Definition of Annuity contract:
An annuity contract is a written agreement between an insurance company and a customer outlining each party's obligations in an annuity agreement. Such a document will include the specific details of the contract, such as the structure of the annuity (variable or fixed); any penalties for early withdrawal; spousal and beneficiary provisions, such as a survivor clause and rate of spousal coverage; and more.
An annuity contract is a contractual obligation between as many as four parties. They are the issuer (usually an insurance company), the owner of the annuity, the annuitant, and the beneficiary. The owner is the person who buys an annuity. An annuitant is an individual whose life is used as the yardstick for determining when benefits payments will start and cease.

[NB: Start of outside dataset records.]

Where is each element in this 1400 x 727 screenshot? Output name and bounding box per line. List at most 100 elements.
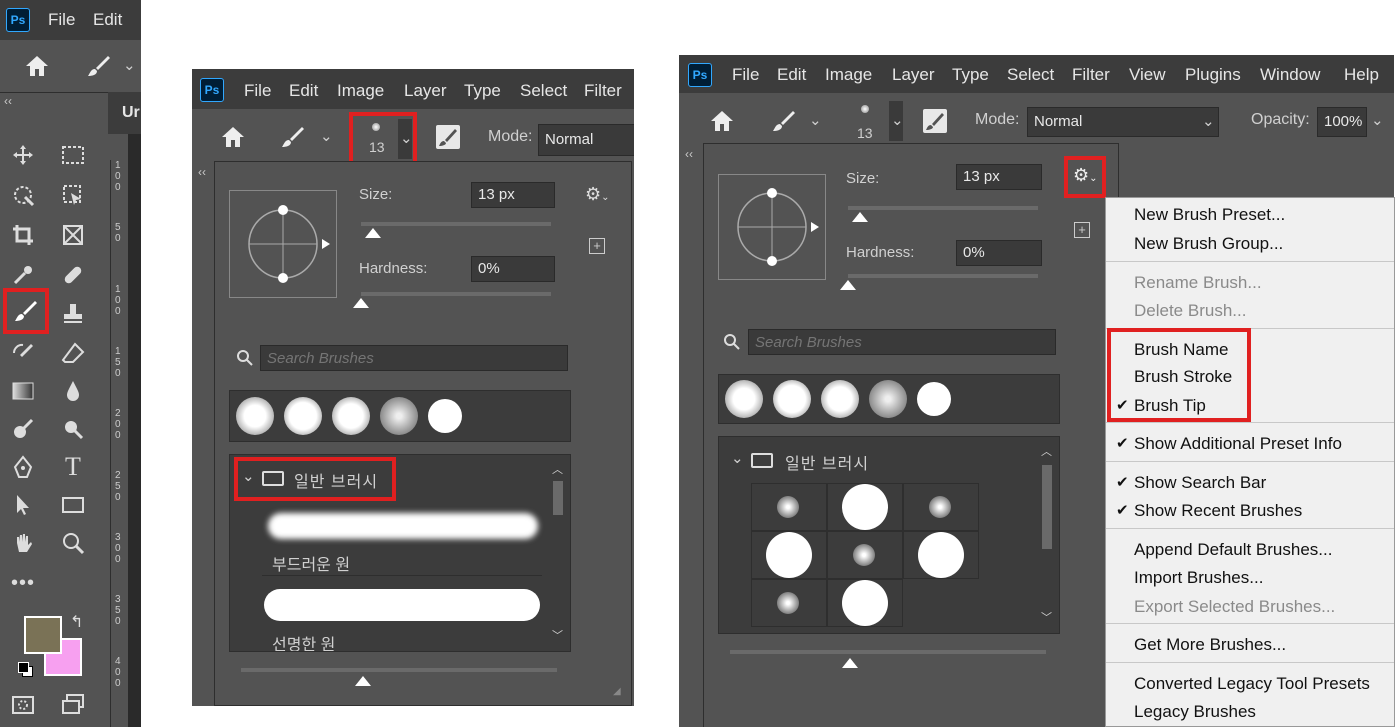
brush-grid-cell[interactable] (903, 483, 979, 531)
menu-get-more-brushes[interactable]: Get More Brushes... (1106, 631, 1394, 659)
path-select-tool-icon[interactable] (8, 490, 38, 520)
menu-new-brush-preset[interactable]: New Brush Preset... (1106, 201, 1394, 229)
marquee-tool-icon[interactable] (58, 140, 88, 170)
new-preset-icon[interactable]: + (1074, 222, 1090, 238)
object-select-tool-icon[interactable] (58, 180, 88, 210)
more-tools-icon[interactable]: ••• (8, 568, 38, 598)
size-slider-thumb[interactable] (852, 212, 868, 222)
brush-tool-icon[interactable] (771, 109, 797, 133)
hardness-input[interactable]: 0% (471, 256, 555, 282)
chevron-down-icon[interactable]: ⌄ (320, 127, 333, 145)
brush-grid-cell[interactable] (751, 483, 827, 531)
foreground-color-swatch[interactable] (24, 616, 62, 654)
frame-tool-icon[interactable] (58, 220, 88, 250)
menu-type[interactable]: Type (952, 65, 989, 85)
menu-import-brushes[interactable]: Import Brushes... (1106, 564, 1394, 592)
default-colors-icon[interactable] (18, 662, 33, 677)
pen-tool-icon[interactable] (8, 452, 38, 482)
search-brushes-input[interactable] (748, 329, 1056, 355)
hardness-slider-track[interactable] (848, 274, 1038, 278)
brush-grid-cell[interactable] (827, 579, 903, 627)
resize-grip-icon[interactable]: ◢ (613, 686, 621, 697)
swap-colors-icon[interactable]: ↰ (70, 612, 83, 632)
home-icon[interactable] (24, 54, 50, 78)
menu-layer[interactable]: Layer (892, 65, 935, 85)
size-input[interactable]: 13 px (956, 164, 1042, 190)
stamp-tool-icon[interactable] (58, 298, 88, 328)
brush-tool-icon[interactable] (280, 125, 306, 149)
size-slider-thumb[interactable] (365, 228, 381, 238)
menu-select[interactable]: Select (520, 81, 567, 101)
brush-settings-panel-icon[interactable] (923, 109, 947, 133)
recent-brush-thumb[interactable] (236, 397, 274, 435)
brush-grid-cell[interactable] (827, 531, 903, 579)
preview-size-thumb[interactable] (842, 658, 858, 668)
recent-brush-thumb[interactable] (284, 397, 322, 435)
recent-brush-thumb[interactable] (917, 382, 951, 416)
search-brushes-input[interactable] (260, 345, 568, 371)
healing-brush-tool-icon[interactable] (58, 260, 88, 290)
brush-tip-shape-preview[interactable] (718, 174, 826, 280)
zoom-search-tool-icon[interactable] (58, 414, 88, 444)
brush-grid-cell[interactable] (903, 531, 979, 579)
menu-rename-brush[interactable]: Rename Brush... (1106, 269, 1394, 297)
gradient-tool-icon[interactable] (8, 376, 38, 406)
hardness-slider-thumb[interactable] (353, 298, 369, 308)
mode-select[interactable]: Normal (538, 124, 634, 156)
menu-filter[interactable]: Filter (584, 81, 622, 101)
menu-help[interactable]: Help (1344, 65, 1379, 85)
brush-grid-cell[interactable] (751, 531, 827, 579)
left-document-tab[interactable]: Ur (108, 92, 141, 134)
hardness-slider-thumb[interactable] (840, 280, 856, 290)
chevron-down-icon[interactable]: ⌄ (123, 56, 136, 74)
folder-row[interactable]: ⌄ 일반 브러시 (240, 465, 390, 493)
menu-new-brush-group[interactable]: New Brush Group... (1106, 230, 1394, 258)
hand-tool-icon[interactable] (8, 528, 38, 558)
menu-image[interactable]: Image (825, 65, 872, 85)
brush-picker-dropdown[interactable]: ⌄ (398, 119, 413, 159)
recent-brush-thumb[interactable] (773, 380, 811, 418)
brush-settings-panel-icon[interactable] (436, 125, 460, 149)
type-tool-icon[interactable]: T (58, 452, 88, 482)
quick-mask-icon[interactable] (8, 690, 38, 720)
menu-edit[interactable]: Edit (777, 65, 806, 85)
crop-tool-icon[interactable] (8, 220, 38, 250)
size-slider-track[interactable] (848, 206, 1038, 210)
home-icon[interactable] (709, 109, 735, 133)
brush-item[interactable]: 선명한 원 (262, 579, 542, 651)
menu-edit[interactable]: Edit (93, 10, 122, 30)
brush-picker-dropdown[interactable]: ⌄ (889, 101, 904, 141)
menu-show-recent-brushes[interactable]: ✔ Show Recent Brushes (1106, 497, 1394, 525)
folder-row[interactable]: ⌄ 일반 브러시 (729, 447, 1029, 475)
home-icon[interactable] (220, 125, 246, 149)
menu-append-default-brushes[interactable]: Append Default Brushes... (1106, 536, 1394, 564)
menu-show-additional-preset-info[interactable]: ✔ Show Additional Preset Info (1106, 430, 1394, 458)
recent-brush-thumb[interactable] (428, 399, 462, 433)
brush-grid-cell[interactable] (827, 483, 903, 531)
blur-tool-icon[interactable] (58, 376, 88, 406)
list-scrollbar[interactable]: ︿ ﹀ (1039, 443, 1053, 627)
menu-window[interactable]: Window (1260, 65, 1320, 85)
menu-file[interactable]: File (244, 81, 271, 101)
recent-brush-thumb[interactable] (725, 380, 763, 418)
brush-tip-shape-preview[interactable] (229, 190, 337, 298)
menu-type[interactable]: Type (464, 81, 501, 101)
dodge-tool-icon[interactable] (8, 414, 38, 444)
right-collapse-icon[interactable]: ‹‹ (685, 147, 693, 161)
menu-layer[interactable]: Layer (404, 81, 447, 101)
chevron-down-icon[interactable]: ⌄ (809, 111, 822, 129)
menu-delete-brush[interactable]: Delete Brush... (1106, 297, 1394, 325)
size-slider-track[interactable] (361, 222, 551, 226)
screen-mode-icon[interactable] (58, 690, 88, 720)
size-input[interactable]: 13 px (471, 182, 555, 208)
chevron-down-icon[interactable]: ⌄ (1371, 111, 1384, 129)
menu-show-search-bar[interactable]: ✔ Show Search Bar (1106, 469, 1394, 497)
opacity-input[interactable]: 100% (1317, 107, 1367, 137)
menu-filter[interactable]: Filter (1072, 65, 1110, 85)
list-scrollbar[interactable]: ︿ ﹀ (550, 461, 564, 645)
eyedropper-tool-icon[interactable] (8, 260, 38, 290)
quick-select-tool-icon[interactable] (8, 180, 38, 210)
history-brush-tool-icon[interactable] (8, 338, 38, 368)
menu-export-selected-brushes[interactable]: Export Selected Brushes... (1106, 593, 1394, 621)
hardness-slider-track[interactable] (361, 292, 551, 296)
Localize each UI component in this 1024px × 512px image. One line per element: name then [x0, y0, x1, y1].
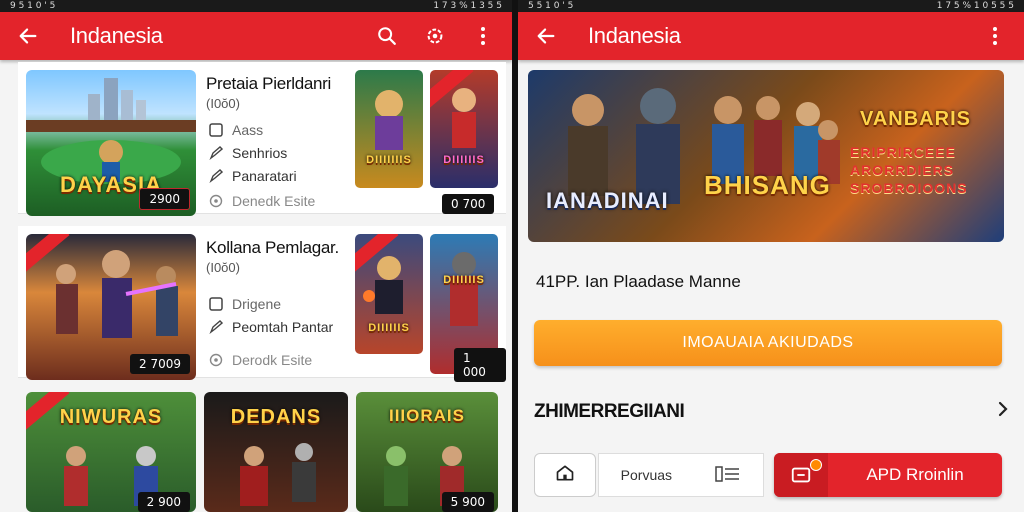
status-left: 5 5 1 0 ' 5: [528, 1, 574, 11]
hero-title: IANADINAI: [546, 188, 669, 213]
right-screen: 5 5 1 0 ' 5 1 7 5 % 1 0 5 5 5 Indanesia …: [518, 0, 1024, 512]
status-right: 1 7 3 % 1 3 5 5: [433, 1, 502, 11]
meta-row: Derodk Esite: [208, 352, 312, 368]
poster-title: NIWURAS: [59, 406, 163, 428]
game-subtitle: (I0ŏ0): [206, 260, 240, 275]
section-header[interactable]: ZHIMERREGIIANI: [534, 400, 1010, 424]
status-left: 9 5 1 0 ' 5: [10, 1, 56, 11]
hero-title: BHISANG: [704, 170, 831, 200]
poster-title: DIIIIIIS: [443, 274, 485, 286]
game-subtitle: (I0ŏ0): [206, 96, 240, 111]
price-tag: 2 7009: [130, 354, 190, 374]
price-tag: 2900: [139, 188, 190, 210]
page-title: Indanesia: [588, 23, 681, 48]
meta-label: Derodk Esite: [232, 352, 313, 368]
settings-gear-icon[interactable]: [420, 21, 450, 51]
section-title: ZHIMERREGIIANI: [534, 401, 685, 422]
checkbox-icon: [208, 122, 224, 138]
meta-row: Denedk Esite: [208, 193, 315, 209]
status-right: 1 7 5 % 1 0 5 5 5: [936, 1, 1014, 11]
pencil-icon: [208, 319, 224, 335]
location-icon: [208, 193, 224, 209]
pencil-icon: [208, 168, 224, 184]
game-detail: IANADINAI BHISANG VANBARIS ERIPRIRCEEE A…: [518, 62, 1024, 512]
meta-row: Drigene: [208, 296, 281, 312]
more-vertical-icon[interactable]: [468, 21, 498, 51]
download-icon: [774, 453, 828, 497]
chevron-right-icon[interactable]: [996, 400, 1010, 424]
hero-title: SROBROIOONS: [850, 180, 968, 196]
back-arrow-icon[interactable]: [14, 22, 42, 50]
price-tag: 1 000: [454, 348, 506, 382]
location-icon: [208, 352, 224, 368]
poster-title: DIIIIIIIS: [366, 154, 412, 166]
price-tag: 2 900: [137, 492, 190, 512]
status-bar: 5 5 1 0 ' 5 1 7 5 % 1 0 5 5 5: [518, 0, 1024, 12]
game-name: Kollana Pemlagar.: [206, 238, 339, 257]
install-button[interactable]: IMOAUAIA AKIUDADS: [534, 320, 1002, 366]
poster-title: DEDANS: [230, 406, 322, 428]
hero-title: VANBARIS: [860, 108, 971, 130]
game-list: DAYASIA 2900 Pretaia Pierldanri (I0ŏ0) A…: [0, 62, 512, 512]
app-bar: Indanesia: [0, 12, 512, 60]
meta-label: Peomtah Pantar: [232, 319, 334, 335]
meta-label: Panaratari: [232, 168, 297, 184]
tab-bar[interactable]: Porvuas: [598, 453, 764, 497]
game-thumbnail[interactable]: DEDANS: [204, 392, 348, 512]
game-thumbnail[interactable]: NIWURAS 2 900: [26, 392, 196, 512]
side-thumbnail[interactable]: DIIIIIIIS: [355, 70, 423, 188]
meta-label: Aass: [232, 122, 264, 138]
price-tag: 5 900: [441, 492, 494, 512]
meta-row: Peomtah Pantar: [208, 319, 333, 335]
primary-action-label: APD Rroinlin: [866, 465, 964, 484]
poster-title: DIIIIIIS: [443, 154, 485, 166]
status-bar: 9 5 1 0 ' 5 1 7 3 % 1 3 5 5: [0, 0, 512, 12]
left-screen: 9 5 1 0 ' 5 1 7 3 % 1 3 5 5 Indanesia DA…: [0, 0, 512, 512]
game-thumbnail[interactable]: 2 7009: [26, 234, 196, 380]
back-arrow-icon[interactable]: [532, 22, 560, 50]
meta-label: Senhrios: [232, 145, 288, 161]
game-card[interactable]: 2 7009 Kollana Pemlagar. (I0ŏ0) Drigene …: [18, 226, 506, 382]
game-description: 41PP. Ian Plaadase Manne: [536, 272, 741, 291]
game-thumbnail[interactable]: IIIORAIS 5 900: [356, 392, 498, 512]
more-vertical-icon[interactable]: [980, 21, 1010, 51]
hero-title: ERIPRIRCEEE: [850, 144, 956, 160]
game-name: Pretaia Pierldanri: [206, 74, 331, 93]
poster-title: DIIIIIIS: [368, 322, 410, 334]
side-thumbnail[interactable]: DIIIIIIS: [430, 70, 498, 188]
poster-title: IIIORAIS: [388, 406, 465, 425]
game-thumbnail[interactable]: DAYASIA 2900: [26, 70, 196, 216]
primary-action-button[interactable]: APD Rroinlin: [774, 453, 1002, 497]
page-title: Indanesia: [70, 23, 163, 48]
home-icon: [555, 463, 575, 488]
meta-row: Senhrios: [208, 145, 287, 161]
checkbox-icon: [208, 296, 224, 312]
home-button[interactable]: [534, 453, 596, 497]
meta-row: Aass: [208, 122, 263, 138]
search-icon[interactable]: [372, 21, 402, 51]
notification-badge: [810, 459, 822, 471]
app-bar: Indanesia: [518, 12, 1024, 60]
list-icon[interactable]: [715, 465, 741, 486]
meta-label: Drigene: [232, 296, 282, 312]
tab-label[interactable]: Porvuas: [621, 467, 672, 483]
hero-banner[interactable]: IANADINAI BHISANG VANBARIS ERIPRIRCEEE A…: [528, 70, 1004, 242]
meta-label: Denedk Esite: [232, 193, 316, 209]
side-thumbnail[interactable]: DIIIIIIS: [355, 234, 423, 354]
meta-row: Panaratari: [208, 168, 297, 184]
price-tag: 0 700: [442, 194, 495, 214]
hero-title: ARORRDIERS: [850, 162, 955, 178]
pencil-icon: [208, 145, 224, 161]
bottom-action-bar: Porvuas APD Rroinlin: [534, 452, 1002, 498]
game-card[interactable]: DAYASIA 2900 Pretaia Pierldanri (I0ŏ0) A…: [18, 62, 506, 216]
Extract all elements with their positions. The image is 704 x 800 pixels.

Agreement that defines the type and terms of an annuity plan. It generally specifies the amount and number of payments, states the payback starting date, and names the annuitant and the beneficiary.
How to use Annuity contract in a sentence?
- Annuities are often complicated financial vehicles.
- An annuity contract can encompass up to four people--issuer (usually an insurance company), the owner of the annuity, the annuitant, and the beneficiary.
- Annuities are often complicated financial vehicles. .
- A beneficiary can inherit an annuity contract upon the annuitant's death. .
- Often the owner and annuitant can be the same person.